Bernadette Chirac à Nice (illustration).

Un brigadier-chef âgé de 50 ans membre du Service de la protection (SDLP, ex-SPHP) s'est suicidé lundi à son domicile des Yvelines à l'aide de son arme de service. Il aurait laissé une lettre expliquant son geste fatal. Selon des informations recueillies auprès de l'administration, le facteur déclencheur serait lié à une séparation conjugale difficile. Il était affecté à la protection rapprochée de Bernadette Chirac, épouse de l'ex-président Jacques Chirac. L'ancien chef de l'État bénéficie d'une équipe de trois policiers chargés de sa sécurité. C'est le cinquante-deuxième fonctionnaire de police qui met fin à ses jours depuis le début de l'année. "Cela prouve, si besoin est, que le métier de policier est différent des autres et que nos politiques doivent enfin en tenir compte pour voir à quel point la tension dans le métier a des conséquences sur la vie personnelle lorsqu'elle traverse un moment de faiblesse !" a commenté Jean-Marc Bailleul, secrétaire général du SCSI, le syndicat majoritaire chez les officiers.

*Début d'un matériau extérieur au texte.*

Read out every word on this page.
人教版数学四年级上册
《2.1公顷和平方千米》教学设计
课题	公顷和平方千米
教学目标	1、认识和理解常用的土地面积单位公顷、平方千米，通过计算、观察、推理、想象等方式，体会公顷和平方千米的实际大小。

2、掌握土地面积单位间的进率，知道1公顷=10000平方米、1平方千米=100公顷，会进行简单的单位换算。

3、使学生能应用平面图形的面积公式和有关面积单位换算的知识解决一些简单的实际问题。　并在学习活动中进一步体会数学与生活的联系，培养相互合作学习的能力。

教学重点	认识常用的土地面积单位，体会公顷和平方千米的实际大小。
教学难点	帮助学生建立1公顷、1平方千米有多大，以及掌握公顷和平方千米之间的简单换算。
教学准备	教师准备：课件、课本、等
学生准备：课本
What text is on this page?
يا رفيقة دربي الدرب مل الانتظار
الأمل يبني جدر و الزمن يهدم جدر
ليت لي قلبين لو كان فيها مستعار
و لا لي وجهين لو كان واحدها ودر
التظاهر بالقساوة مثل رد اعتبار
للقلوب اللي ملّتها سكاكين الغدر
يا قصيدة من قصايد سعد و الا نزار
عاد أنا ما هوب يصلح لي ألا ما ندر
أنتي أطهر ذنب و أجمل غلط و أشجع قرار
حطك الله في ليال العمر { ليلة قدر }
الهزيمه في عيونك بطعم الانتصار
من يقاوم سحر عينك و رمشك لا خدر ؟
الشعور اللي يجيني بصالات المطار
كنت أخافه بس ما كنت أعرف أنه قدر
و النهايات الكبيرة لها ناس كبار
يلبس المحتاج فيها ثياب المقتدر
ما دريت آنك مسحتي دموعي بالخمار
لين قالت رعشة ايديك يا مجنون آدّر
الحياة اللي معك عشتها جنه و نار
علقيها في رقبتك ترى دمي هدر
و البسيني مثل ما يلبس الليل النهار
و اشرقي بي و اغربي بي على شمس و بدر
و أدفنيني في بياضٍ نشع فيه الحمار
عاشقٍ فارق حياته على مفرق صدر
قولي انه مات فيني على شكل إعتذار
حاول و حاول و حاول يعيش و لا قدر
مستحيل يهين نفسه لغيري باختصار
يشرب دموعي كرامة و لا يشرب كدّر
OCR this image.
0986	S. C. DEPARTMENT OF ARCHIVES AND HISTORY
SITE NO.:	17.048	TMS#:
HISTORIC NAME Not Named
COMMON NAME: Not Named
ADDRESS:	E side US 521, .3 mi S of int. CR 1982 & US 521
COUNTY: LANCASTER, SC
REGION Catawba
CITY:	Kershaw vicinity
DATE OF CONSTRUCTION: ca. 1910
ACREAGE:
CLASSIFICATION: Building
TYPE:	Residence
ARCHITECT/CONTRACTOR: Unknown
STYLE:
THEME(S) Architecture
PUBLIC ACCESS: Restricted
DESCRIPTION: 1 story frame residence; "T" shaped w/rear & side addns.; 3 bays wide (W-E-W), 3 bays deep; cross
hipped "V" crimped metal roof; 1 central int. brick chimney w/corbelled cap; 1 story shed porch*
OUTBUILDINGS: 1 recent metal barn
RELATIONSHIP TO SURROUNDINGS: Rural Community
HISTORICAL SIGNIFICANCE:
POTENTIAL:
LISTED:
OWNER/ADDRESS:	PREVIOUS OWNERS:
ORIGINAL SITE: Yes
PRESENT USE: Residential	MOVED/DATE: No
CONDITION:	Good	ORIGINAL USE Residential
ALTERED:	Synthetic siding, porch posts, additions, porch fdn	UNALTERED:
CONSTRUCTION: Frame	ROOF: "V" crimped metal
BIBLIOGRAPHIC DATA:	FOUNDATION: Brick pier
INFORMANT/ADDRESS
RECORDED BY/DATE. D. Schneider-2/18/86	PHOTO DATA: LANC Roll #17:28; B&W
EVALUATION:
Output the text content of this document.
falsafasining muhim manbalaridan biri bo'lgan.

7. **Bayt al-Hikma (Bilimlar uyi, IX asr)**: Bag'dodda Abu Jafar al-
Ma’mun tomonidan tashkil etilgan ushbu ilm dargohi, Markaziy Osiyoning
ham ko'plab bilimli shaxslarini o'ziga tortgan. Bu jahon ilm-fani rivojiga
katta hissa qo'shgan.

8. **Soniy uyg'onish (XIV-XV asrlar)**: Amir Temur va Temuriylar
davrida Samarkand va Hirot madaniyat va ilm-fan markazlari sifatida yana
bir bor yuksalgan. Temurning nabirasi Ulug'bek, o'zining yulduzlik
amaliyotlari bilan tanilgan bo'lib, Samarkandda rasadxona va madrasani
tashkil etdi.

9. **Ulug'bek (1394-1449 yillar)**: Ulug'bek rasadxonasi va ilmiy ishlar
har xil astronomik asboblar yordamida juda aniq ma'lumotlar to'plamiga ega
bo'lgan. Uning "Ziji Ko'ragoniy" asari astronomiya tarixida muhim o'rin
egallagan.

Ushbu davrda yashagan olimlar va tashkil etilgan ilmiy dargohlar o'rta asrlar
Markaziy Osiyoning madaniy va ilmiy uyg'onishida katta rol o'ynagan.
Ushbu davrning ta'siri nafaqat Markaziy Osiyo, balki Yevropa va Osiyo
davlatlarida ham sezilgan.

Protections de complaisance Plusieurs représentants syndicaux dénoncent depuis plusieurs mois l'accroissement de la charge de travail au sein de l'ex-Service de protection des hautes personnalités. En cause, les protections de complaisance directement accordées par le cabinet du ministre de l'Intérieur sans respecter la procédure habituelle. Ainsi, pour la protection des journalistes du Monde Gérard...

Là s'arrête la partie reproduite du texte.